7位 松田進(HONDA) 内野手 右右 188㎝ 95キロ

 中央大学から社会人を経て下位指名の体格に恵まれたスラッガー候補の内野手。そう、このカテゴリーは「井上晴哉」枠である。今年、我慢して使っていけばこのタイプのスラッガーは時間はかかるが覚醒するのだということが証明された。動画を見ると「引き締まった井上」だ。平沢、安田、藤原、期待の野手はすべて左打ちなので右打ちの野手の指名は個人的に嬉しかった。問題は守るポジション、ショートが本職なのだ。今年藤岡が全試合出場、平沢も元々は遊撃手だ。レギュラーを獲るにはハードルが高い。セカンドの中村、ファーストの井上も故障がなければスタメンは堅い、サードは将来的には安田にというファンの思いがあるだろう。ここは実力でショートを奪い取ろう!藤岡より打てて、藤岡並みに守れれば戦えるのだ。平沢はライトを守ればいい。チーム内の競争は当然活性化を促す。そうした意味でも楽しみな指名だった、応援します!

8位 土居豪人(松山聖陵高校) 投手 右右 191㎝ 84キロ

 デカい!ということで二木だ。ロッテは高卒下位指名長身投手の育成として二木という成功例を持っている。動画見ました!まさに二木君!角度のあるストレートは見るからに打ちにくそう。あと手が長い!身長と足し算すると普通の投手より1メートルくらい前から投げられるように感じるのでは。ちなみに身長はまだ伸び続けているとのこと・・2メートルもありえるのかな、ヒルマンだ。名前もいいねぇ「豪人」少年野球漫画の主人公みたいだ。当然時間をかけて育成していってほしい選手。大学に行ったと思って4年間ファームでじっくりと伸びていって5年後にローテーションの柱になってもらいたい。「ロマン枠」という言葉がドラフトにはあるが、僕にとっての土居君はまさに「ロマン枠」。福浦和也は7位指名、この年の最後に指名された選手だ、それでも2千本安打!まさに大化けした「ロマン枠」の選手だと思う、土居君、頑張ってね!

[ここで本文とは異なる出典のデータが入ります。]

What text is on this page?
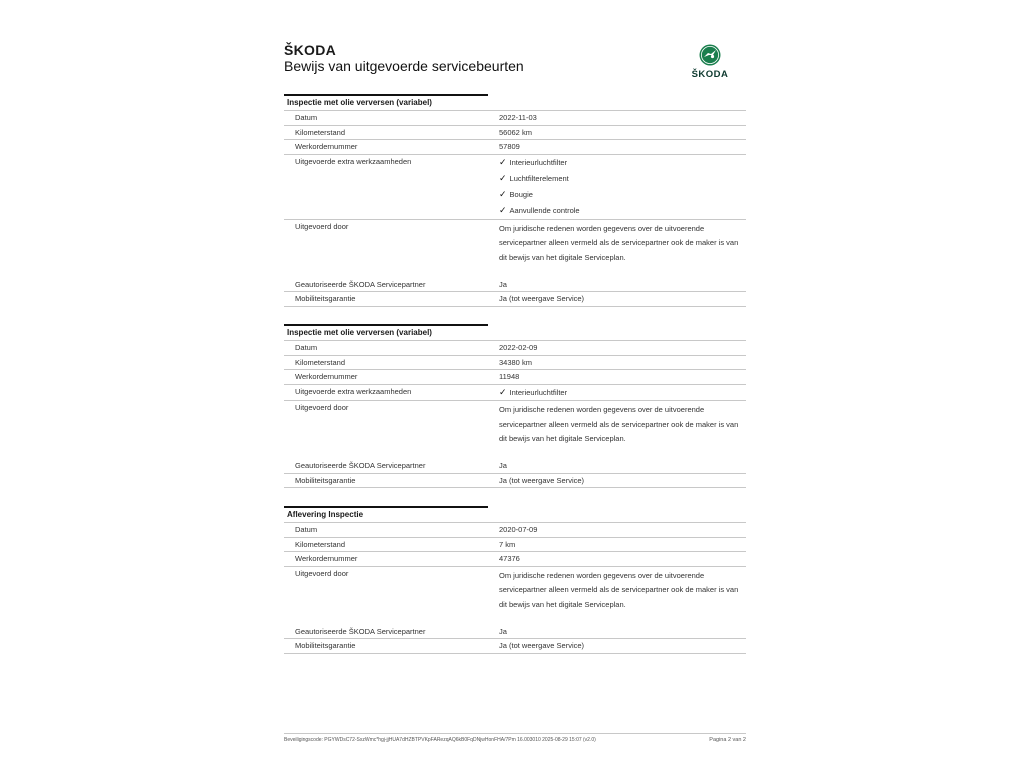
ŠKODA
Bewijs van uitgevoerde servicebeurten
ŠKODA
Inspectie met olie verversen (variabel)
Datum	2022-11-03
Kilometerstand	56062 km
Werkordernummer	57809
Uitgevoerde extra werkzaamheden	✓ Interieurluchtfilter
✓ Luchtfilterelement
✓ Bougie
✓ Aanvullende controle
Uitgevoerd door	Om juridische redenen worden gegevens over de uitvoerende servicepartner alleen vermeld als de servicepartner ook de maker is van dit bewijs van het digitale Serviceplan.
Geautoriseerde ŠKODA Servicepartner	Ja
Mobiliteitsgarantie	Ja (tot weergave Service)
Inspectie met olie verversen (variabel)
Datum	2022-02-09
Kilometerstand	34380 km
Werkordernummer	11948
Uitgevoerde extra werkzaamheden	✓ Interieurluchtfilter
Uitgevoerd door	Om juridische redenen worden gegevens over de uitvoerende servicepartner alleen vermeld als de servicepartner ook de maker is van dit bewijs van het digitale Serviceplan.
Geautoriseerde ŠKODA Servicepartner	Ja
Mobiliteitsgarantie	Ja (tot weergave Service)
Aflevering Inspectie
Datum	2020-07-09
Kilometerstand	7 km
Werkordernummer	47376
Uitgevoerd door	Om juridische redenen worden gegevens over de uitvoerende servicepartner alleen vermeld als de servicepartner ook de maker is van dit bewijs van het digitale Serviceplan.
Geautoriseerde ŠKODA Servicepartner	Ja
Mobiliteitsgarantie	Ja (tot weergave Service)
Beveiligingscode: PGYWDsC72-SxzWmc*hgj-jjHUA7dHZBTPVKpFARezqAQ6kB0FqDNjwHonFHA/7Pm 16.003010 2025-08-29 15:07 (v2.0)	Pagina 2 van 2
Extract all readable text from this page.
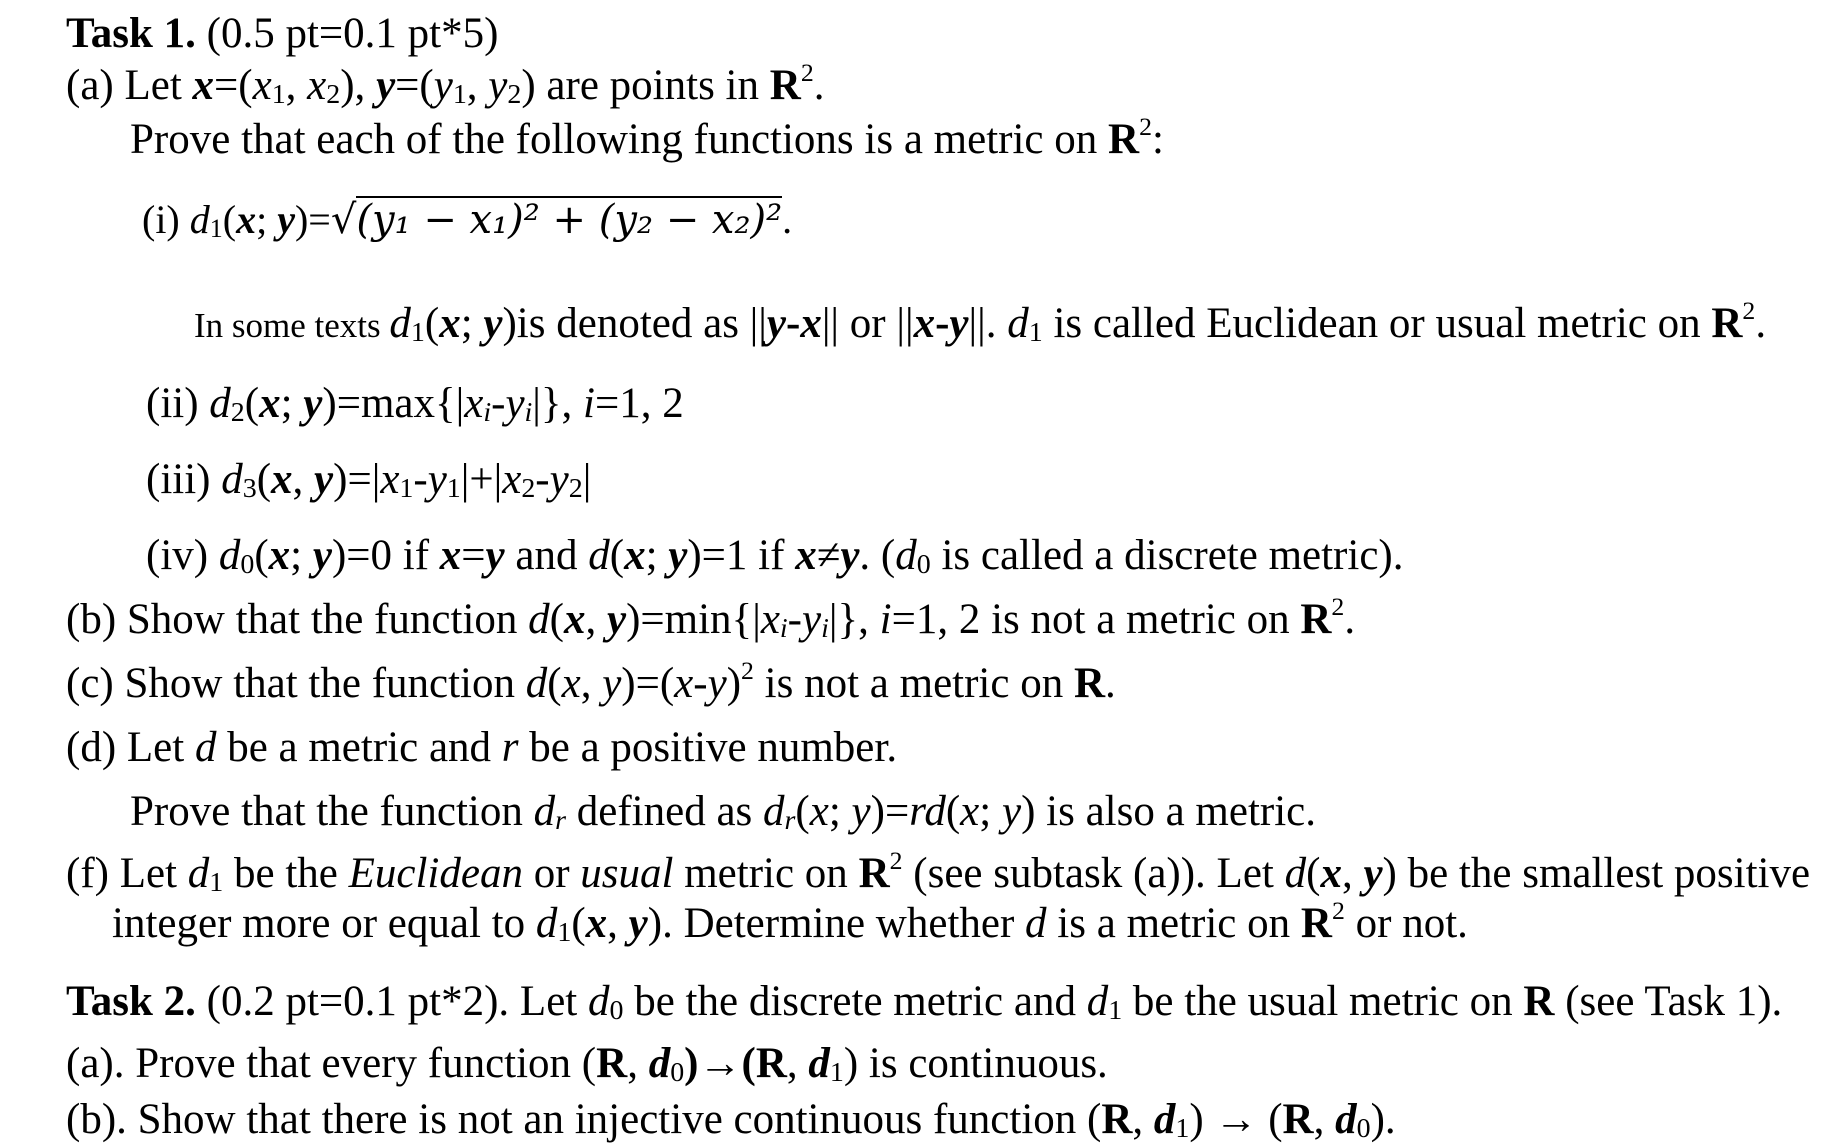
Task 1. (0.5 pt=0.1 pt*5)
(a) Let $x=(x_1$, $x_2$), $y=(y_1$, $y_2$) are points in $R^2$.
Prove that each of the following functions is a metric on $R^2$:
(i) $d_1(x$; y)=√(y₁ − x₁)² + (y₂ − x₂)².
In some texts $d_1(x$; y)is denoted as ||y-x|| or ||x-y||. $d_1$ is called Euclidean or usual metric on $R^2$.
(ii) $d_2(x$; $y)=\max\{|x_i-y_i|\}$, i=1, 2
(iii) $d_3(x$, $y)=|x_1-y_1|+|x_2-y_2|$
(iv) $d_0(x$; y)=0 if x=y and d(x; y)=1 if x≠y. ($d_0$ is called a discrete metric).
(b) Show that the function d(x, $y)=\min\{|x_i-y_i|\}$, i=1, 2 is not a metric on $R^2$.
(c) Show that the function d(x, $y)=(x-y)^2$ is not a metric on R.
(d) Let d be a metric and r be a positive number.
Prove that the function $d_r$ defined as $d_r(x$; y)=rd(x; y) is also a metric.
(f) Let $d_1$ be the Euclidean or usual metric on $R^2$ (see subtask (a)). Let d(x, y) be the smallest positive
integer more or equal to $d_1(x$, y). Determine whether d is a metric on $R^2$ or not.
Task 2. (0.2 pt=0.1 pt*2). Let $d_0$ be the discrete metric and $d_1$ be the usual metric on R (see Task 1).
(a). Prove that every function (R, $d_0)\to(R$, $d_1$) is continuous.
(b). Show that there is not an injective continuous function (R, $d_1) \to (R$, $d_0$).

育成1位 鎌田光津希(徳島インディゴソックス) 投手 右右 180㎝ 91キロ

 地元千葉の横芝敬愛高校卒。大型のパワーピッチャーだ。最速155キロのストレートと多彩な変化球を持つ。四国アイランドリーグの試合映像を見た。切れのあるストレートで打者のバットをへし折っていた、重そうな球質だ。ピッチングフォームについては投げる瞬間に下半身が止まり肩だけで投げているように感じ、肩を壊さなければいいなぁ・・と余計な心配をしてしまう。岡田や西野同様に育成から這い上がるチャンスはたくさんあるチームだと思う、新たな育成の星を目指してほしい。

 支配下登録選手が58名しかいなかったので今回の8名を入れても66名。この先自由契約選手が出ないとすると残る選手枠は4名。1名を育成枠に取っておくとして残りは3名。
トライアウト枠で1名とすると新外国人は2名までの補強となる。ネット上の情報では4名の外国人を補強か?などと出ているので、もしかすると第二次の戦力外通告があるのかもしれない。

 9名という多くの選手を指名した今年のドラフト、かつては4名で終了なんてことが何年もあったのでその意味ではファンとして楽しいドラフトだった。投手、野手、即戦力、将来性のバランスも良かったのではないか、個人的には「90点!」抽選のくじ引きだけは負ける気がしないここ数年である。お見事!!


    

    ルーキーたちの未来に幸あれ!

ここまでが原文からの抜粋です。